То, что при всем этом человек остается смертным, выглядит просто невыносимым скандалом. Почти недоразумением, которое до сих пор не исправлено только по недостатку стараний.

Многоголосие и разность позиций здесь тем важнее, что «проблемное поле феномена смерти», по словам Роганова, располагается сегодня «на пересечении десятков различных направлений современной науки — от изучения биологических процессов, которые завершаются биологической смертью, до философско-теологических споров о смысле и месте смерти в жизни человека и общества». Конечно, опыт всех этих дисциплин и областей при формулировке некоторого общекультурного взгляда на смерть должен учитываться — при условии, что будет язык, на котором они смогли бы договориться.

Однако едва ли не каждый автор сборника, который вообще об этом заговаривает, вынужден так или иначе признать: «адекватного языка смерти» (Владимир Варава), такого, который был бы приемлем и понятен всем участникам разговора о ней, сегодня еще нет. Его только предстоит создать. Заняты они, однако, не столько выработкой этого языка — это, пожалуй, все-таки следующий шаг, — сколько рассмотрением условий его выработки, прощупыванием той почвы, на которой может быть, предположительно, возведено такое здание, а также технических возможностей его создания.

И здесь, похоже, все еще больше вопросов, чем ответов.

Но некоторые авторы альманаха предлагают ответы.
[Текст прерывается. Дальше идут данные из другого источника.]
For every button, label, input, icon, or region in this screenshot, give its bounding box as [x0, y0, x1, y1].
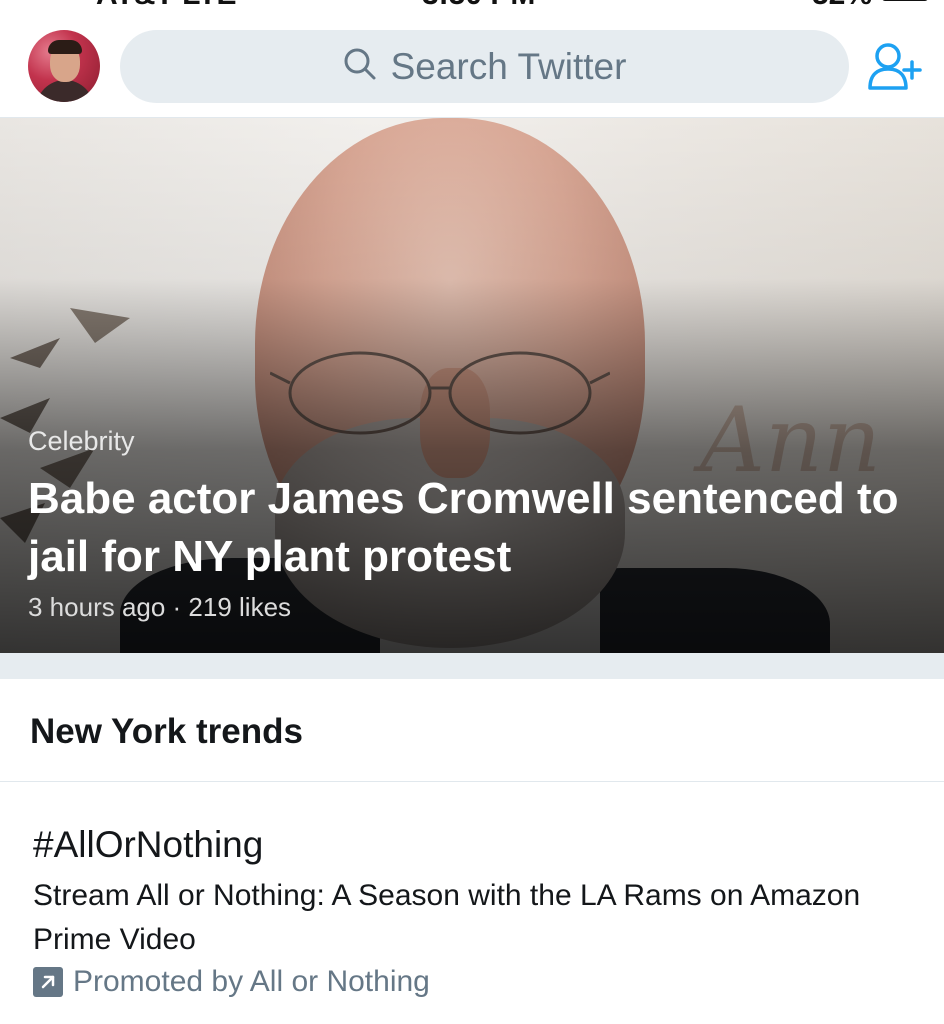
- trends-title: New York trends: [30, 712, 303, 751]
- trend-description: Stream All or Nothing: A Season with the…: [33, 879, 861, 956]
- clock-label: 3:50 PM: [422, 0, 535, 10]
- top-bar: Search Twitter: [0, 10, 944, 118]
- avatar-shoulders: [36, 80, 94, 102]
- section-divider: [0, 653, 944, 679]
- search-placeholder: Search Twitter: [390, 45, 627, 87]
- featured-story-card[interactable]: Ann Celebrity Babe actor James Cromwell …: [0, 118, 944, 653]
- trends-header: New York trends: [0, 680, 944, 782]
- battery-percent: 52%: [812, 0, 872, 10]
- avatar[interactable]: [28, 30, 100, 102]
- promoted-icon: [33, 967, 63, 997]
- battery-icon: [882, 0, 928, 1]
- search-icon: [343, 47, 377, 86]
- battery-indicator: 52%: [812, 0, 928, 10]
- promoted-text: Promoted by All or Nothing: [73, 965, 430, 998]
- trend-name[interactable]: #AllOrNothing: [33, 824, 263, 866]
- status-bar: AT&T LTE 3:50 PM 52%: [0, 0, 944, 10]
- carrier-label: AT&T LTE: [96, 0, 237, 10]
- story-headline[interactable]: Babe actor James Cromwell sentenced to j…: [28, 470, 918, 586]
- promoted-label: Promoted by All or Nothing: [33, 965, 430, 999]
- story-meta: 3 hours ago · 219 likes: [28, 592, 292, 622]
- search-input[interactable]: Search Twitter: [120, 30, 849, 103]
- avatar-hair: [48, 40, 82, 54]
- add-user-icon[interactable]: [866, 40, 922, 92]
- story-category: Celebrity: [28, 426, 135, 456]
- trend-item[interactable]: #AllOrNothing Stream All or Nothing: A S…: [0, 782, 944, 1024]
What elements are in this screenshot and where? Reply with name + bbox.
Например, философ Владимир Варава (кстати, автор одного из самых тонких эссе сборника — об «ожидании» как основном состоянии жизни, разрешающемся только в смерти) рекомендует опираться на опыт русской религиозной философии — востребовать ее «нравственный потенциал». Вообще он крайне жёсток в своих требованиях вплоть до готовности отказать междисциплинарному подходу и вообще всяческому многоголосию в адекватности подхода к предмету: «Ситуация, — пишет он, — требует выработки жёсткой методологии, которая не позволила бы духовным смыслам смерти расползтись по территориям периферийных и прикладных для нее наук». «Метафизика смерти (читай: православная ее метафизика. — О. Б. ) — реальная альтернатива всем посюсторонним тактикам общения со смертью».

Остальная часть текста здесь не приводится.